Professor V. S. Ramachandran's wonderful Reith Lectures -- like his equally wonderful book Phantoms in the Brain, co-authored with Sandra Blakeslee -- gave many telling examples, from clinical and experimental neuroscience including phantom-limb pain relief, showing how the brain functions as a `committee' of multifarious parts. Then, in the final lecture broadcast on 30 April 2003, Ramachandran returned to the problem of why, despite that multifariousness, every normal human being seems to have a strong sense of his or her unique `self' -- an entity, as he put it, that

  1. has continuity in time,
  2. has unity and coherence (not a committee but a single entity),
  3. is (a) embodied, and (b), I would add, well-oriented in its surroundings (e.g., we are normally clear whether we are inside a room or on a mountaintop) and
  4. is an agent with free will.

(These days, one might add "has a sense of gender distinct from biological or chromosomal sex, even though the two often coincide.) Ramachandran then pointed out that these properties of `self' are amenable to experimental investigation. Thus for instance property 3a, embodiment, can be switched off by stimulating a certain spot in the right parietal cortex, producing a classic `out of the body' experience.

He then mentioned different approaches to explaining these properties, and suggested that all we might need is an Einsteinian shift in perspective, in order to see a relatively simple answer `staring at us all along'.

Well, I would never dream of comparing myself to Einstein, but I did see what plainly seemed to be the required shift in perspective, some years ago. It was simple and it was staring at me, and I published it in 1997 in a little-known paper entitled Lucidity and Science, Part II: From acausality illusions and free will to final theories, mathematics, and music. I've discussed it further in my recent book Science, Music, and Mathematics: The Deepest Connections. The key idea is hardly new -- going back at least to Kant, with adumbrations in Plato -- but its explanatory power still seems to me to be vastly underestimated. It strongly illuminates the classic issues about self, consciousness, and free will, and the more technical issues about such things as phantom-limb pain relief, cross-modal perception (e.g. McGurk lip-reading effect) and our sense of time -- issues that are often thought mysterious. The shift in perspective comes simply from taking seriously the idea that perception works by model-fitting. The brain actively fits internal models to data from the outside world, as Gunnar Johansson's `walking lights' demonstration (courtesy James B. Maas) clearly suggests:

Gunnar Johansson's `walking lights' demo, courtesy James Maas

(Everyone with normal vision sees a person walking.

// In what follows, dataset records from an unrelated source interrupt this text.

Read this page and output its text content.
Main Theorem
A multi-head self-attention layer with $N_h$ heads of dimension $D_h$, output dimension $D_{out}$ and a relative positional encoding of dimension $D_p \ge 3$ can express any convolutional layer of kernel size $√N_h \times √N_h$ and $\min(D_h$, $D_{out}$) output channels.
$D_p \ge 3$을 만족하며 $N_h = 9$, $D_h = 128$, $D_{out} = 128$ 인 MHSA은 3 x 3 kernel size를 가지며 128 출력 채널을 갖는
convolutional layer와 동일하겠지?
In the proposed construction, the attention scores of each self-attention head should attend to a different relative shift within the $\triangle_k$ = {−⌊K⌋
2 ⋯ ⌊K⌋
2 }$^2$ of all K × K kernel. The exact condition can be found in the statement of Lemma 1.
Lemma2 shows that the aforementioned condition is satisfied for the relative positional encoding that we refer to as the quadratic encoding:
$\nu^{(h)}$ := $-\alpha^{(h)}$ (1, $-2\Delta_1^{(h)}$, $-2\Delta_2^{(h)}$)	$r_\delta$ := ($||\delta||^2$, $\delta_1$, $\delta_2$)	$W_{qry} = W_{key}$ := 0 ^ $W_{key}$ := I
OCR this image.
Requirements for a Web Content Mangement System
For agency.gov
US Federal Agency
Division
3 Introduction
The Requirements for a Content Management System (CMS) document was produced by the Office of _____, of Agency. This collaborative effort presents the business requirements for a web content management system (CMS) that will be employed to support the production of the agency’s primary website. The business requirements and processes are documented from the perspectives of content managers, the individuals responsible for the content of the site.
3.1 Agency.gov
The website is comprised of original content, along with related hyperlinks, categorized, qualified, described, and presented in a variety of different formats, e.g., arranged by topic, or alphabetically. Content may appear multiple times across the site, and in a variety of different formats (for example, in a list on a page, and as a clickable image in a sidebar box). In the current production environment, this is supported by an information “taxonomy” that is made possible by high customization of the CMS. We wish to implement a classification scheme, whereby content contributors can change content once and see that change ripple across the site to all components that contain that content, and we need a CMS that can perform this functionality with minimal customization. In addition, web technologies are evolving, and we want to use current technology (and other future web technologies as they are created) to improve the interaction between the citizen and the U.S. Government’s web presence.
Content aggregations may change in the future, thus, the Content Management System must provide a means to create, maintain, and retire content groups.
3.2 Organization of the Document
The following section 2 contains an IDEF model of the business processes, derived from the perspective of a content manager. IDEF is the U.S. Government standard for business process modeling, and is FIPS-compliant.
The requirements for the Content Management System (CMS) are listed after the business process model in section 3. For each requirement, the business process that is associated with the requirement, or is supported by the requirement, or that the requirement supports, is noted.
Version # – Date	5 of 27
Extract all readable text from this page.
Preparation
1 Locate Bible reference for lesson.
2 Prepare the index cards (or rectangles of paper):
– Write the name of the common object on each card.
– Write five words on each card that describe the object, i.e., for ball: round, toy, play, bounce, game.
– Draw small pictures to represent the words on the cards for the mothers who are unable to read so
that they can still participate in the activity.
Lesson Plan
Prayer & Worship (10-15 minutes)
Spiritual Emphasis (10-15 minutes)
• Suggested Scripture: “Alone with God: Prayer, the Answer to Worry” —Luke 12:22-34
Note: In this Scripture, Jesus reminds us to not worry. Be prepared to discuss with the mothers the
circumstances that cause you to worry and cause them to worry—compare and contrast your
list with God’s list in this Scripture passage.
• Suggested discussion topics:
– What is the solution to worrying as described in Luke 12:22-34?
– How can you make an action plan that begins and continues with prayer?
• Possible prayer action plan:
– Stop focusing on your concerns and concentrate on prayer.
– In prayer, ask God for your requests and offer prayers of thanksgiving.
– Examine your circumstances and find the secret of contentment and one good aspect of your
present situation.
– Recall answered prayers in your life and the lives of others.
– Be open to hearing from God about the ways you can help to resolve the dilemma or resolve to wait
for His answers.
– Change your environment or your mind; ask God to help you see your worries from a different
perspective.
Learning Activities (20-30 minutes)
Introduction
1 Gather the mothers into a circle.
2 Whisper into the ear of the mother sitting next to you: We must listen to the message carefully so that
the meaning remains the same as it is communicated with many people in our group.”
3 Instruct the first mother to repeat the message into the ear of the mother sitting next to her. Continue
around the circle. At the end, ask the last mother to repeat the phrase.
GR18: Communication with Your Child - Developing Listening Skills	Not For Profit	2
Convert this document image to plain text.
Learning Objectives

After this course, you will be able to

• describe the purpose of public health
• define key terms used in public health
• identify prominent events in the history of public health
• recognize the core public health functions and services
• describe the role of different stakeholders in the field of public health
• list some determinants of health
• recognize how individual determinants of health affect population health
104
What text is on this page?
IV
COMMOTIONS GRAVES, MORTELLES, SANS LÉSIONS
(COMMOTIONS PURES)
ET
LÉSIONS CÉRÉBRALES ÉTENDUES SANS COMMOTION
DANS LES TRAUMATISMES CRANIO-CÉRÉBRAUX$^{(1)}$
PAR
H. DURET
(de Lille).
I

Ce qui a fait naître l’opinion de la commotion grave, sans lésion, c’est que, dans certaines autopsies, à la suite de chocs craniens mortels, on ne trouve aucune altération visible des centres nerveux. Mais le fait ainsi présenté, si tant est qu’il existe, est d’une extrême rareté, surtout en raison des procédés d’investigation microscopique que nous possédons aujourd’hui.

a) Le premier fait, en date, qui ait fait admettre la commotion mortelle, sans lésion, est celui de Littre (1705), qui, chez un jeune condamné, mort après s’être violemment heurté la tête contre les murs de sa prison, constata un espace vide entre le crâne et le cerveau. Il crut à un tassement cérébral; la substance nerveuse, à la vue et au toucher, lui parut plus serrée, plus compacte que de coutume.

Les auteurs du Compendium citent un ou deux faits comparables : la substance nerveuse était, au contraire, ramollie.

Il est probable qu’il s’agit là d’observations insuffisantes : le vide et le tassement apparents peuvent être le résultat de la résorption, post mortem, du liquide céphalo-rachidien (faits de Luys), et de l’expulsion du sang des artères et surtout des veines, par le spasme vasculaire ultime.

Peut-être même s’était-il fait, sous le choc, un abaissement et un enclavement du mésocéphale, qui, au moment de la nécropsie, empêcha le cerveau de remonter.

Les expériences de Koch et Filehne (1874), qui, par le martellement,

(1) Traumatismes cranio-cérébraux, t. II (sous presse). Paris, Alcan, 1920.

This perceptual phenomenon is very robust; it is an easily repeatable experiment. Vision researchers discuss it under headings such as `structure from motion'. Active model-fitting, unconscious of course, seems to me to be the only way to make sense of how a mere twelve moving dots in two dimensions, twelve dots moving on your retina, give rise to the percept of a nontrivial three-dimensional structure. Quite specific unconscious assumptions are involved, such as piecewise rigidity. defining the internal geometrical model that mediates your percept of a person walking. A model, however encoded, is a partial and approximate representation of reality -- an entity fundamental to how perception works and, incidentally, fundamental to how science works too.)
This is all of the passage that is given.